Family Law Issues for Entrepreneurs
by Kevin Segler
Family lawyers can help entrepreneurs protect their businesses before marriage, during marriage, and at the time of divorce.
Marriage and divorce are both significant personal life events as well as business transactions. A marriage creates a de facto 50-50 partnership in all business ventures from that point until divorce or death. These major life events should be part of any entrepreneur’s discussions about risk analysis and asset protection.
Entrepreneurs routinely hire business lawyers for help and advice before, during, and after starting a company to protect their company. However, rarely does that advice involve a discussion of the risks to a business due to marriage or divorce or what steps can be taken to eliminate or limit those risks.
A business is property. Simply put, a business can be community or separate property. If the business interest is community property, then it is subject to division in a divorce. If the business interest is separate property, then it cannot be divided in a divorce.
Having a business characterized as separate property is the best way to protect a business from a divorce. A family lawyer can provide valuable advice on protecting your business before marriage, during marriage, and at the time of divorce.
While characterization of marital property can be complex, hypertechnical, and nuanced, there are some general concepts to be mindful of when thinking about how some of these concepts apply to businesses.
Premarital Business Counseling with a Family Lawyer
One of the best times to consult with a family lawyer about your business is before marriageand far enough in advance of the wedding date (usually three to six months).
Separate property is defined (at least in part) as property that is owned or claimed before marriage. Generally, if a business is formed or incorporated before the date of a marriage, then that business is separate property. Also, if the business has not yet been formed, but is close to that stage, then strategizing early about when and how to get that completed is important.
Moreover, premarital agreements are a phenomenal tool for protecting a business from a divorce. In a premarital agreement, potential spouses can agree on what property will be community and what will be separate. A premarital agreement can also contain other provisions for characterization of property that would not ordinarily apply under Texas law. For example, under Texas law, even if a business is separate property, the income and profits from the business during the marriage would still be community. A premarital agreement can change that as well as many other aspects of marital property law. However, starting the premarital agreement process can take time and should be started well in advance of a wedding date.
Separate Property Maintenance Advice During Marriage
Generally, all property that exists at the time of divorce is presumed to be community property. To rebut the community property presumption, separate property must be proved by “clear and convincing evidence.”

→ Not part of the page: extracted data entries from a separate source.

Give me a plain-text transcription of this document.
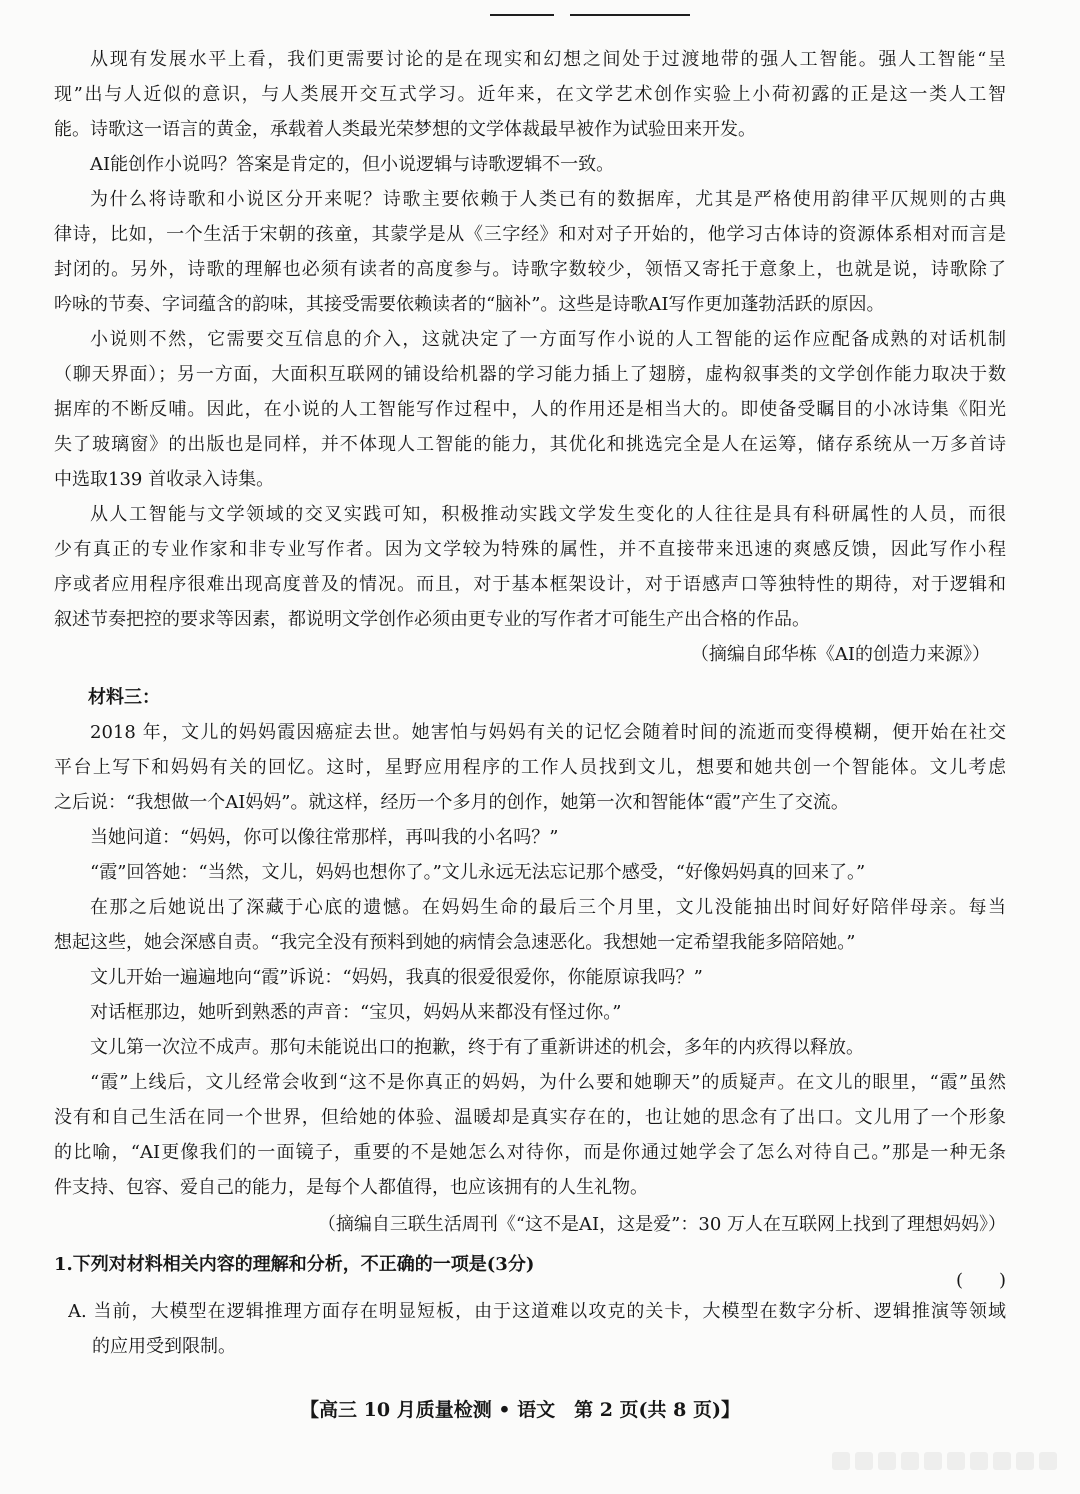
从现有发展水平上看，我们更需要讨论的是在现实和幻想之间处于过渡地带的强人工智能。强人工智能“呈
现”出与人近似的意识，与人类展开交互式学习。近年来，在文学艺术创作实验上小荷初露的正是这一类人工智
能。诗歌这一语言的黄金，承载着人类最光荣梦想的文学体裁最早被作为试验田来开发。
AI能创作小说吗？答案是肯定的，但小说逻辑与诗歌逻辑不一致。
为什么将诗歌和小说区分开来呢？诗歌主要依赖于人类已有的数据库，尤其是严格使用韵律平仄规则的古典
律诗，比如，一个生活于宋朝的孩童，其蒙学是从《三字经》和对对子开始的，他学习古体诗的资源体系相对而言是
封闭的。另外，诗歌的理解也必须有读者的高度参与。诗歌字数较少，领悟又寄托于意象上，也就是说，诗歌除了
吟咏的节奏、字词蕴含的韵味，其接受需要依赖读者的“脑补”。这些是诗歌AI写作更加蓬勃活跃的原因。
小说则不然，它需要交互信息的介入，这就决定了一方面写作小说的人工智能的运作应配备成熟的对话机制
（聊天界面）；另一方面，大面积互联网的铺设给机器的学习能力插上了翅膀，虚构叙事类的文学创作能力取决于数
据库的不断反哺。因此，在小说的人工智能写作过程中，人的作用还是相当大的。即使备受瞩目的小冰诗集《阳光
失了玻璃窗》的出版也是同样，并不体现人工智能的能力，其优化和挑选完全是人在运筹，储存系统从一万多首诗
中选取139 首收录入诗集。
从人工智能与文学领域的交叉实践可知，积极推动实践文学发生变化的人往往是具有科研属性的人员，而很
少有真正的专业作家和非专业写作者。因为文学较为特殊的属性，并不直接带来迅速的爽感反馈，因此写作小程
序或者应用程序很难出现高度普及的情况。而且，对于基本框架设计，对于语感声口等独特性的期待，对于逻辑和
叙述节奏把控的要求等因素，都说明文学创作必须由更专业的写作者才可能生产出合格的作品。
（摘编自邱华栋《AI的创造力来源》）
材料三：
2018 年，文儿的妈妈霞因癌症去世。她害怕与妈妈有关的记忆会随着时间的流逝而变得模糊，便开始在社交
平台上写下和妈妈有关的回忆。这时，星野应用程序的工作人员找到文儿，想要和她共创一个智能体。文儿考虑
之后说：“我想做一个AI妈妈”。就这样，经历一个多月的创作，她第一次和智能体“霞”产生了交流。
当她问道：“妈妈，你可以像往常那样，再叫我的小名吗？”
“霞”回答她：“当然，文儿，妈妈也想你了。”文儿永远无法忘记那个感受，“好像妈妈真的回来了。”
在那之后她说出了深藏于心底的遗憾。在妈妈生命的最后三个月里，文儿没能抽出时间好好陪伴母亲。每当
想起这些，她会深感自责。“我完全没有预料到她的病情会急速恶化。我想她一定希望我能多陪陪她。”
文儿开始一遍遍地向“霞”诉说：“妈妈，我真的很爱很爱你，你能原谅我吗？”
对话框那边，她听到熟悉的声音：“宝贝，妈妈从来都没有怪过你。”
文儿第一次泣不成声。那句未能说出口的抱歉，终于有了重新讲述的机会，多年的内疚得以释放。
“霞”上线后，文儿经常会收到“这不是你真正的妈妈，为什么要和她聊天”的质疑声。在文儿的眼里，“霞”虽然
没有和自己生活在同一个世界，但给她的体验、温暖却是真实存在的，也让她的思念有了出口。文儿用了一个形象
的比喻，“AI更像我们的一面镜子，重要的不是她怎么对待你，而是你通过她学会了怎么对待自己。”那是一种无条
件支持、包容、爱自己的能力，是每个人都值得，也应该拥有的人生礼物。
（摘编自三联生活周刊《“这不是AI，这是爱”：30 万人在互联网上找到了理想妈妈》）
1.下列对材料相关内容的理解和分析，不正确的一项是(3分)
(　　)
A. 当前，大模型在逻辑推理方面存在明显短板，由于这道难以攻克的关卡，大模型在数字分析、逻辑推演等领域
的应用受到限制。
【高三 10 月质量检测 • 语文　第 2 页(共 8 页)】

There are a few key concepts in understanding how to prove separate property in Texas: (1) Inception of Title; (2) Mutations; and (3) Tracing. First, inception of title looks at when ownership of the property is rooted in a separate or community property source. Separate property sources include property acquired before marriage, by gift, by inheritance, or as a result of a premarital agreement. Second, mutations occur when separate property is sold or exchanged for other property. There can be multiple mutations of separate property, but mutated separate property is still separate property. Third, while mutated separate property is still separate property, proving it is separate property requires tracing. Tracing is a technique that must be used to trace the mutated separate property back to the original separate property source.
During marriage, claims of separate property can be inadvertently forfeited in a variety of ways. Failing to maintain documentation of separate property and its mutations and commingling separate funds with community funds are two of the common ways people accidentally lose their separate property claims.
For businesses, if there are changes to the entity type or structure during the marriage, then it could result in the company losing separate property characterization. For instance, it may make sense to change the entity type or structure during the marriage for liability protection or tax reasons. But doing this incorrectly could result in the business inadvertently becoming community property. How you fund and paper this type of transition can be crucial. A new entity created during the marriage and funded with community funds will be community property. Discussing these types of transitions with a family lawyer beforehand is imperative.
A postmarital agreement can also be a valuable tool in protecting a business and converting community property into separate property. The requirements for a postmarital agreement are similar to those of a premarital agreement and, in some situations, can provide benefits and protections for both spouses.
Bottom line: Consulting with a family lawyer during the marriage and before major business changes can help ensure that separate property claims are preserved and not unintentionally forfeited.
Family Lawyers at Time of Divorce
At the time of divorce, a good family lawyer can help you identify what is needed to prove a separate property claim, help assemble that information, and help find the right experts to try to put the pieces together to prove the separate property claim. Even if a business is community property, a good family lawyer can help protect your business by developing a trial and settlement strategy geared toward protecting the business. There is no one-size-fits-all solution in these situations, but a good family lawyer can help find the best solution for each set of circumstances.
Ultimately, marriage and divorce can have just as significant an impact on a business as it does on an entrepreneur’s personal life. Family lawyers can help entrepreneurs protect their businesses before marriage, during marriage, and at the time of divorce.